Dossier spécial Centenaire Dutilleux 2016.  Henri Dutilleux : 1916 – 2013. Ecartons d’emblée la vilaine et honteuse polémique qui survient en mars 2015 : alors qu’il lui était destiné légitimement une plaque commémorative sur la façade de l’immeuble que Dutilleux habita sur l’île-Saint-Louis, la Mairie de Paris fut pris d’un zèle extravagant pour ne pas dire misérable : reportant la pose de la dite plaque pour cause d’agissements problématiques concernant l’intéressé dont le Maire et ses acolytes avaient fait un collabo à la solde de Vichy… Diffamation et ignominie salissant post mortem, l’éclat d’un Juste dont la probité et l’éthique furent après maintes polémiques et réactions de plusieurs personnalités du monde musical, finalement reconnues et certifiées.
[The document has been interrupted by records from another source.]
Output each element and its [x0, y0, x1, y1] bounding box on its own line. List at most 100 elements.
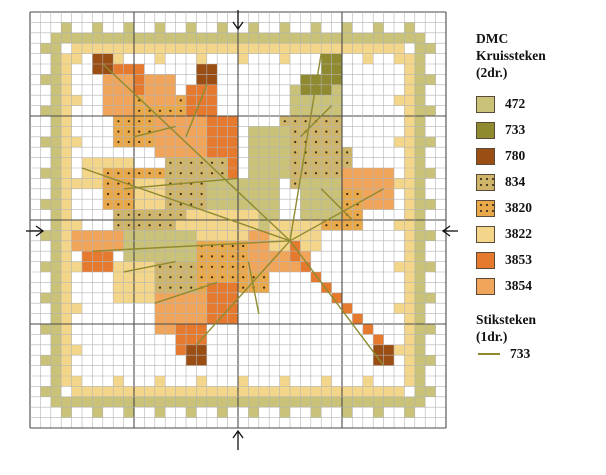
stitch-symbol [314, 140, 318, 144]
stitch-cell [425, 230, 436, 241]
stitch-cell [404, 261, 415, 272]
stitch-symbol [106, 182, 110, 185]
stitch-cell [331, 292, 342, 304]
stitch-symbol [106, 172, 110, 175]
stitch-cell [71, 240, 82, 252]
stitch-cell [144, 43, 155, 54]
stitch-cell [269, 199, 280, 210]
legend-item: 3853 [476, 247, 604, 273]
color-swatch [476, 173, 495, 191]
stitch-cell [352, 178, 363, 189]
stitch-cell [165, 136, 176, 148]
stitch-cell [217, 147, 228, 158]
stitch-cell [238, 53, 249, 64]
stitch-cell [40, 199, 51, 210]
stitch-cell [352, 43, 363, 54]
stitch-cell [425, 355, 436, 366]
stitch-cell [196, 324, 207, 335]
backstitch-vein [133, 125, 176, 138]
stitch-cell [134, 261, 145, 272]
stitch-cell [154, 292, 166, 304]
stitch-cell [383, 43, 394, 54]
stitch-cell [279, 386, 290, 397]
stitch-symbol [158, 265, 162, 268]
stitch-cell [154, 407, 166, 418]
stitch-cell [404, 64, 415, 75]
stitch-symbol [158, 224, 162, 227]
stitch-cell [238, 209, 249, 220]
stitch-cell [414, 240, 426, 252]
stitch-cell [71, 376, 82, 387]
stitch-cell [61, 95, 72, 106]
stitch-cell [102, 157, 114, 168]
stitch-cell [258, 396, 270, 408]
stitch-cell [123, 22, 134, 33]
stitch-cell [290, 220, 301, 231]
stitch-cell [217, 220, 228, 231]
stitch-cell [196, 292, 207, 304]
stitch-cell [123, 84, 134, 96]
stitch-cell [279, 157, 290, 168]
stitch-cell [61, 136, 72, 148]
stitch-cell [362, 53, 374, 64]
stitch-cell [92, 407, 103, 418]
stitch-cell [175, 116, 186, 127]
stitch-cell [196, 230, 207, 241]
stitch-cell [144, 188, 155, 200]
stitch-cell [61, 407, 72, 418]
stitch-symbol [200, 182, 203, 185]
stitch-cell [113, 95, 124, 106]
stitch-cell [227, 386, 238, 397]
stitch-cell [404, 147, 415, 158]
stitch-cell [50, 199, 62, 210]
stitch-cell [321, 95, 332, 106]
stitch-cell [373, 334, 384, 345]
stitch-cell [154, 376, 166, 387]
stitch-cell [61, 147, 72, 158]
stitch-cell [165, 230, 176, 241]
stitch-cell [82, 386, 93, 397]
stitch-symbol [117, 192, 120, 196]
stitch-cell [248, 32, 259, 44]
stitch-symbol [148, 213, 151, 216]
stitch-cell [206, 303, 218, 314]
stitch-cell [331, 84, 342, 96]
stitch-cell [113, 292, 124, 304]
stitch-cell [414, 199, 426, 210]
stitch-cell [352, 32, 363, 44]
stitch-cell [227, 157, 238, 168]
backstitch-title: Stiksteken (1dr.) [476, 312, 537, 344]
stitch-cell [61, 116, 72, 127]
stitch-cell [321, 199, 332, 210]
stitch-cell [144, 292, 155, 304]
stitch-symbol [335, 224, 338, 227]
stitch-cell [82, 396, 93, 408]
stitch-cell [269, 261, 280, 272]
stitch-cell [113, 376, 124, 387]
stitch-symbol [325, 120, 328, 123]
stitch-cell [321, 282, 332, 293]
stitch-cell [248, 188, 259, 200]
stitch-cell [134, 240, 145, 252]
stitch-symbol [325, 161, 328, 164]
stitch-cell [61, 74, 72, 85]
stitch-cell [394, 53, 405, 64]
center-arrow-left [26, 225, 45, 237]
stitch-cell [61, 22, 72, 33]
stitch-symbol [127, 224, 130, 227]
stitch-cell [206, 116, 218, 127]
stitch-cell [300, 240, 311, 252]
stitch-symbol [179, 203, 182, 206]
stitch-cell [134, 199, 145, 210]
stitch-cell [321, 386, 332, 397]
stitch-cell [196, 220, 207, 231]
stitch-cell [238, 376, 249, 387]
stitch-cell [102, 74, 114, 85]
stitch-cell [362, 386, 374, 397]
stitch-cell [425, 168, 436, 179]
stitch-cell [217, 230, 228, 241]
floss-code: 780 [505, 148, 526, 163]
stitch-cell [310, 74, 322, 85]
stitch-cell [269, 126, 280, 137]
backstitch-vein [81, 167, 291, 242]
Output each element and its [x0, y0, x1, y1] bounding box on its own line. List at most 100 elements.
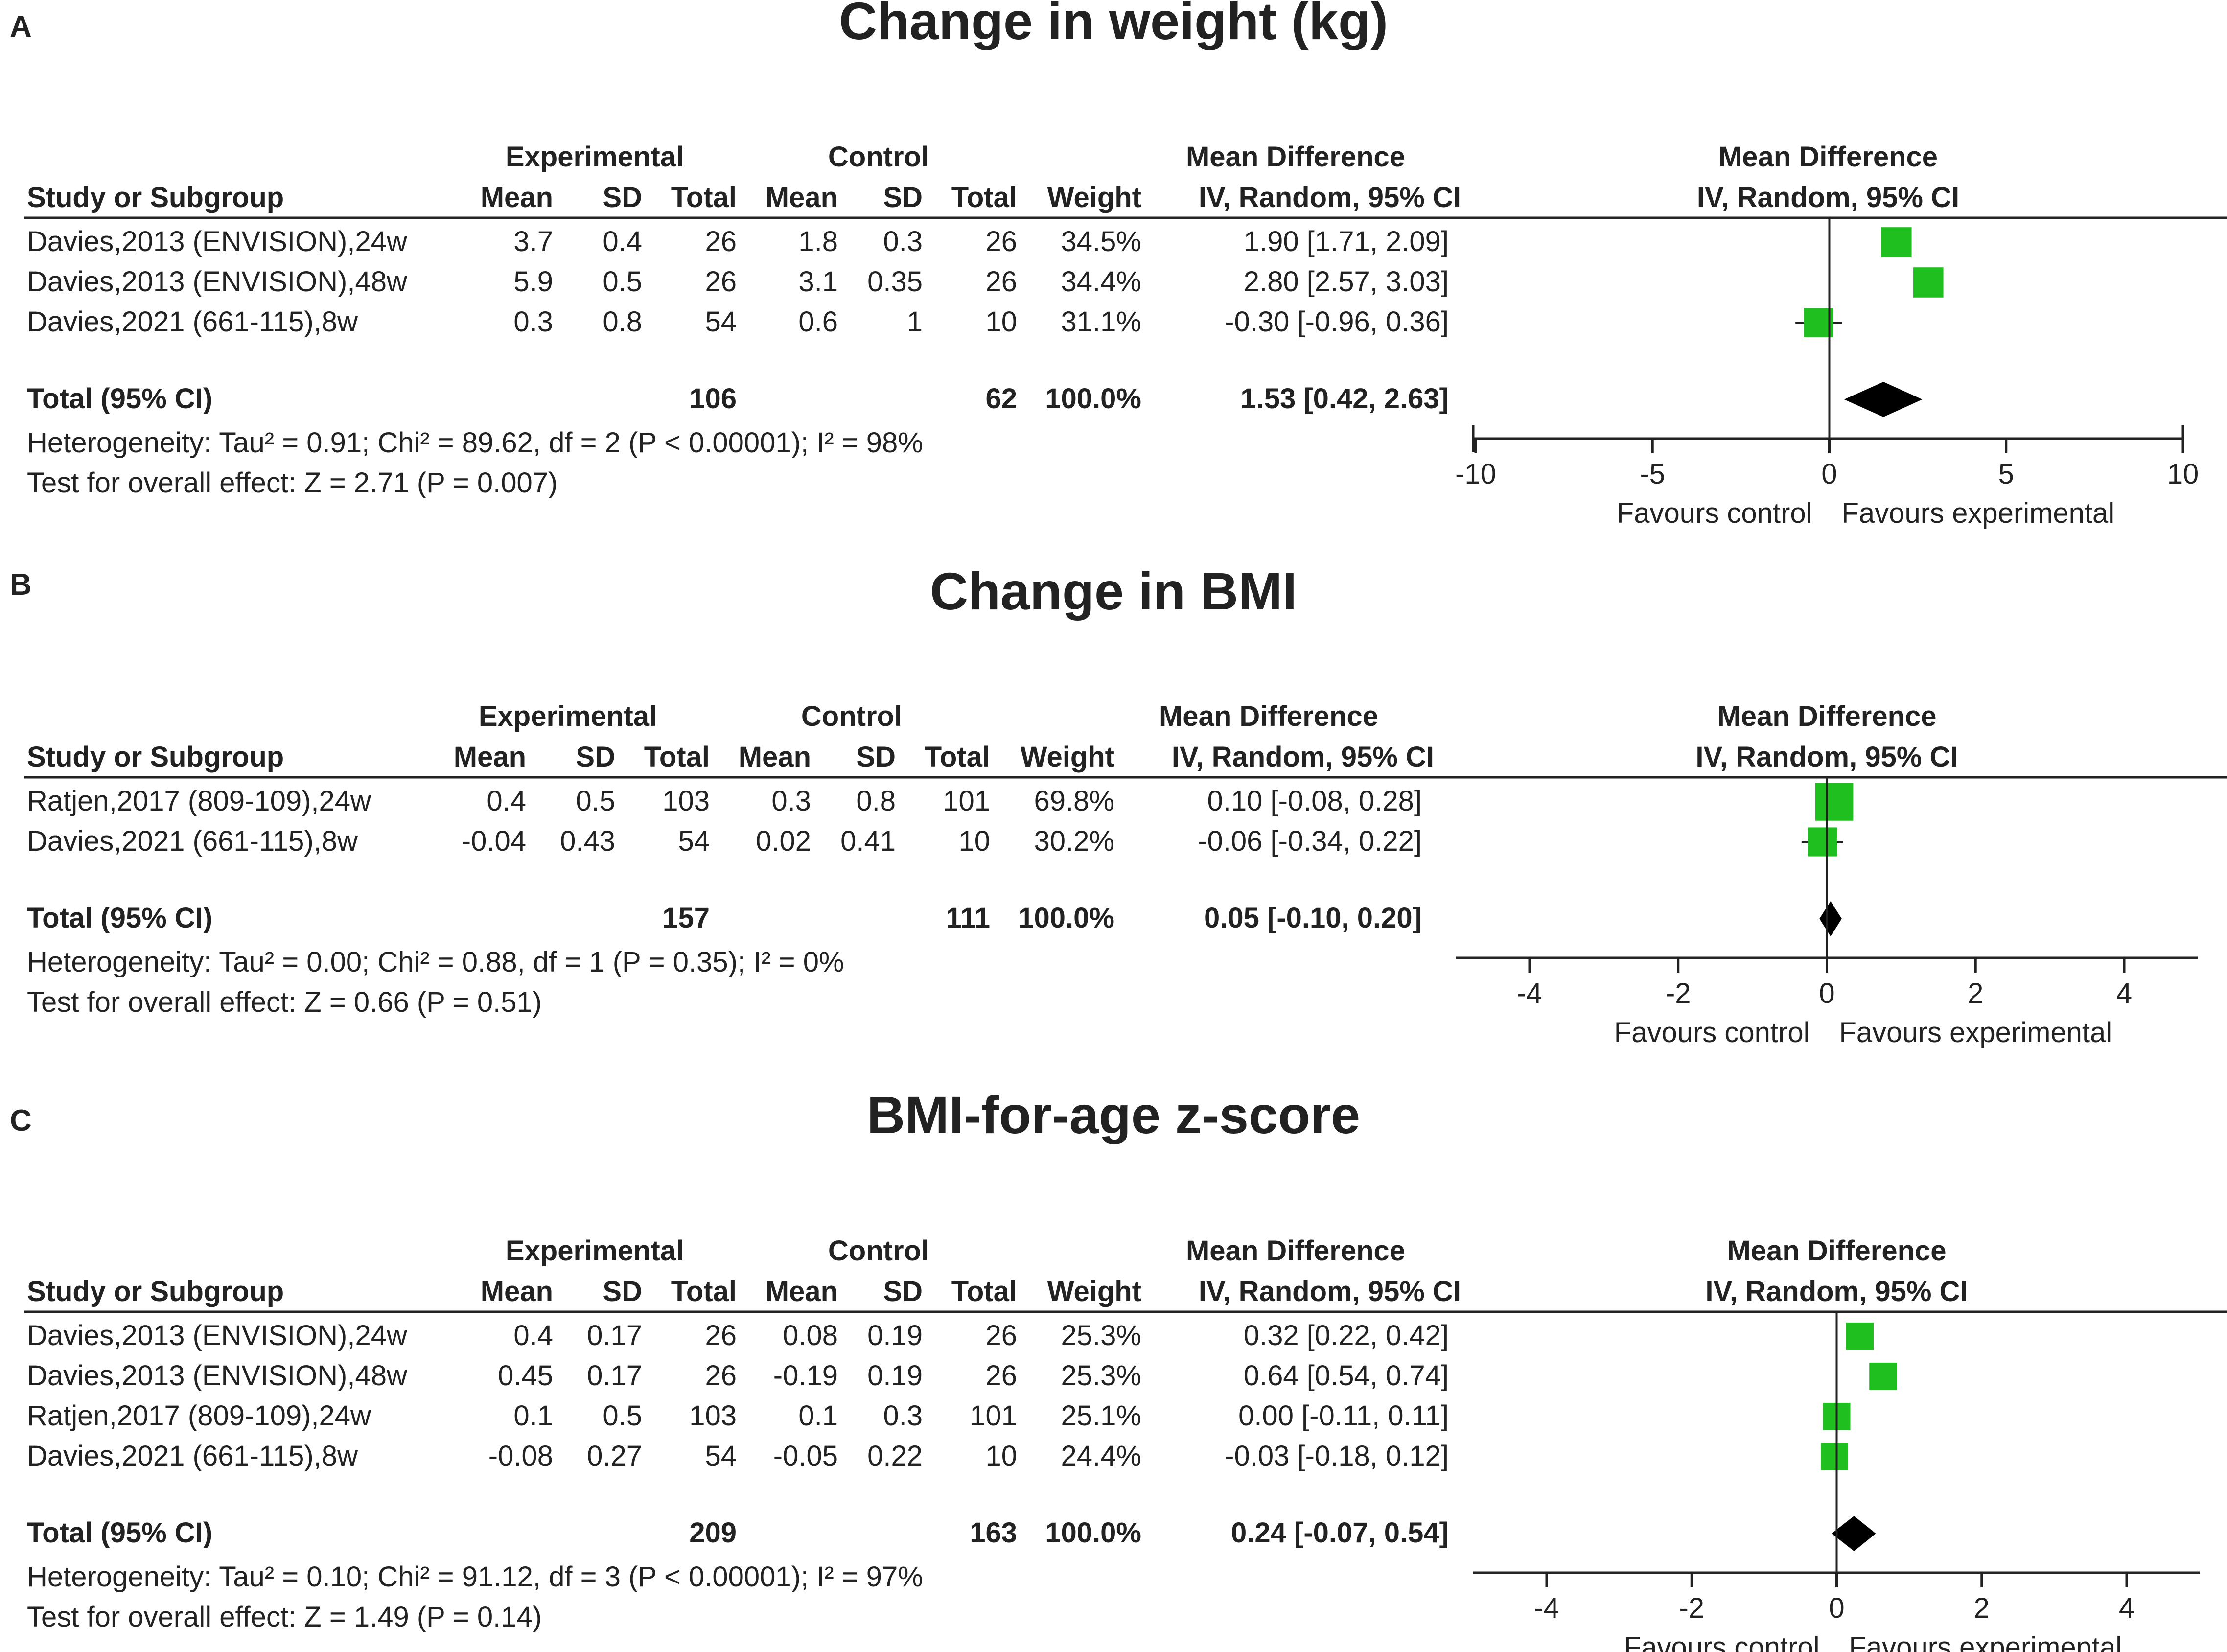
- study-name: Davies,2013 (ENVISION),24w: [27, 1320, 408, 1351]
- total-weight: 100.0%: [1045, 1517, 1141, 1549]
- header-ctl-mean: Mean: [766, 182, 838, 213]
- header-plot-method: IV, Random, 95% CI: [1695, 741, 1958, 773]
- header-study: Study or Subgroup: [27, 182, 284, 213]
- study-name: Ratjen,2017 (809-109),24w: [27, 1400, 371, 1432]
- total-label: Total (95% CI): [27, 1517, 212, 1549]
- ctl-sd: 0.41: [840, 825, 896, 857]
- study-square: [1881, 227, 1912, 257]
- study-name: Davies,2013 (ENVISION),24w: [27, 226, 408, 257]
- favours-control-label: Favours control: [1617, 497, 1812, 529]
- x-tick-label: -4: [1517, 977, 1542, 1009]
- exp-mean: 0.3: [513, 306, 553, 338]
- study-weight: 25.3%: [1061, 1360, 1141, 1392]
- total-ctl: 111: [946, 902, 990, 934]
- study-row: Davies,2013 (ENVISION),48w 0.45 0.17 26 -0.1…: [27, 1360, 1897, 1392]
- ctl-sd: 0.19: [867, 1320, 923, 1351]
- header-plot-mean-difference: Mean Difference: [1727, 1235, 1946, 1267]
- total-row: Total (95% CI) 157 111 100.0% 0.05 [-0.10, 0…: [27, 901, 1842, 936]
- study-md-ci: 2.80 [2.57, 3.03]: [1244, 266, 1449, 298]
- ctl-mean: 0.1: [798, 1400, 838, 1432]
- forest-panel-c: C BMI-for-age z-score Experimental Control M…: [10, 1085, 2227, 1652]
- exp-sd: 0.8: [603, 306, 642, 338]
- pooled-diamond: [1844, 382, 1923, 417]
- study-row: Ratjen,2017 (809-109),24w 0.4 0.5 103 0.3 0.8…: [27, 783, 1854, 821]
- study-name: Ratjen,2017 (809-109),24w: [27, 785, 371, 817]
- exp-total: 103: [662, 785, 710, 817]
- ctl-total: 26: [985, 266, 1017, 298]
- study-weight: 25.1%: [1061, 1400, 1141, 1432]
- ctl-sd: 0.19: [867, 1360, 923, 1392]
- x-tick-label: 0: [1819, 977, 1834, 1009]
- header-exp-total: Total: [644, 741, 710, 773]
- study-square: [1913, 267, 1944, 298]
- ctl-sd: 0.22: [867, 1440, 923, 1472]
- ctl-total: 101: [970, 1400, 1017, 1432]
- x-tick-label: -4: [1534, 1592, 1559, 1624]
- exp-sd: 0.5: [603, 266, 642, 298]
- study-row: Ratjen,2017 (809-109),24w 0.1 0.5 103 0.1 0.3…: [27, 1400, 1851, 1432]
- x-tick-label: 2: [1968, 977, 1983, 1009]
- overall-effect-text: Test for overall effect: Z = 0.66 (P = 0…: [27, 986, 542, 1018]
- header-ctl-sd: SD: [856, 741, 896, 773]
- ctl-mean: 0.02: [756, 825, 811, 857]
- header-plot-mean-difference: Mean Difference: [1717, 700, 1936, 732]
- overall-effect-text: Test for overall effect: Z = 1.49 (P = 0…: [27, 1601, 542, 1633]
- ctl-total: 26: [985, 1360, 1017, 1392]
- study-md-ci: -0.30 [-0.96, 0.36]: [1225, 306, 1449, 338]
- exp-total: 26: [705, 1320, 737, 1351]
- study-row: Davies,2021 (661-115),8w -0.04 0.43 54 0.02 0…: [27, 825, 1843, 857]
- header-experimental: Experimental: [479, 700, 657, 732]
- panel-label: B: [10, 568, 32, 602]
- total-ctl: 163: [970, 1517, 1017, 1549]
- study-weight: 34.4%: [1061, 266, 1141, 298]
- x-tick-label: 10: [2167, 458, 2199, 490]
- ctl-mean: -0.19: [773, 1360, 838, 1392]
- header-study: Study or Subgroup: [27, 741, 284, 773]
- header-exp-total: Total: [671, 1276, 737, 1307]
- total-weight: 100.0%: [1045, 383, 1141, 415]
- x-tick-label: 2: [1974, 1592, 1990, 1624]
- panel-title: Change in weight (kg): [839, 0, 1388, 50]
- header-mean-difference: Mean Difference: [1186, 1235, 1405, 1267]
- study-name: Davies,2021 (661-115),8w: [27, 825, 358, 857]
- pooled-diamond: [1832, 1516, 1876, 1551]
- exp-mean: 0.1: [513, 1400, 553, 1432]
- forest-panel-b: B Change in BMI Experimental Control Mean Di…: [10, 561, 2227, 1048]
- header-experimental: Experimental: [506, 1235, 684, 1267]
- x-tick-label: 4: [2116, 977, 2132, 1009]
- header-plot-method: IV, Random, 95% CI: [1705, 1276, 1968, 1307]
- total-md-ci: 0.24 [-0.07, 0.54]: [1231, 1517, 1449, 1549]
- study-md-ci: -0.03 [-0.18, 0.12]: [1225, 1440, 1449, 1472]
- exp-sd: 0.17: [587, 1360, 642, 1392]
- header-ctl-mean: Mean: [766, 1276, 838, 1307]
- study-square: [1869, 1362, 1897, 1391]
- x-tick-label: 4: [2119, 1592, 2134, 1624]
- ctl-mean: 3.1: [798, 266, 838, 298]
- total-exp: 106: [689, 383, 737, 415]
- total-label: Total (95% CI): [27, 383, 212, 415]
- exp-mean: 0.4: [513, 1320, 553, 1351]
- study-weight: 34.5%: [1061, 226, 1141, 257]
- panel-label: C: [10, 1104, 32, 1138]
- header-exp-sd: SD: [603, 182, 642, 213]
- forest-panel-a: A Change in weight (kg) Experimental Contro…: [10, 0, 2227, 529]
- exp-mean: -0.04: [462, 825, 526, 857]
- favours-experimental-label: Favours experimental: [1842, 497, 2115, 529]
- study-row: Davies,2013 (ENVISION),24w 3.7 0.4 26 1.8 0.3…: [27, 226, 1912, 257]
- x-tick-label: 0: [1821, 458, 1837, 490]
- study-row: Davies,2013 (ENVISION),48w 5.9 0.5 26 3.1 0.3…: [27, 266, 1944, 298]
- header-control: Control: [828, 1235, 929, 1267]
- exp-mean: 3.7: [513, 226, 553, 257]
- exp-sd: 0.27: [587, 1440, 642, 1472]
- panel-title: Change in BMI: [930, 561, 1297, 621]
- exp-mean: 0.45: [498, 1360, 553, 1392]
- exp-sd: 0.43: [560, 825, 615, 857]
- total-ctl: 62: [985, 383, 1017, 415]
- study-md-ci: 0.32 [0.22, 0.42]: [1244, 1320, 1449, 1351]
- ctl-sd: 0.3: [883, 226, 923, 257]
- panel-label: A: [10, 10, 32, 44]
- header-md-method: IV, Random, 95% CI: [1199, 182, 1461, 213]
- total-label: Total (95% CI): [27, 902, 212, 934]
- header-weight: Weight: [1047, 1276, 1141, 1307]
Honteuse calomnie dont la Mairie de Paris a encore du mal à se remettre… En 2016, le profil d’une âme admirable, proche de la Résistance, acteur au Front national des musiciens, inquiétée même par les fascistes pendant son séjour à la Villa Medicis après l’obtention de son Prix de Rome se dresse enfin, inaltérable, et intacte pour un centenaire dont on peut supposer qu’il apporte sans réserve honneurs officiels et consensuels.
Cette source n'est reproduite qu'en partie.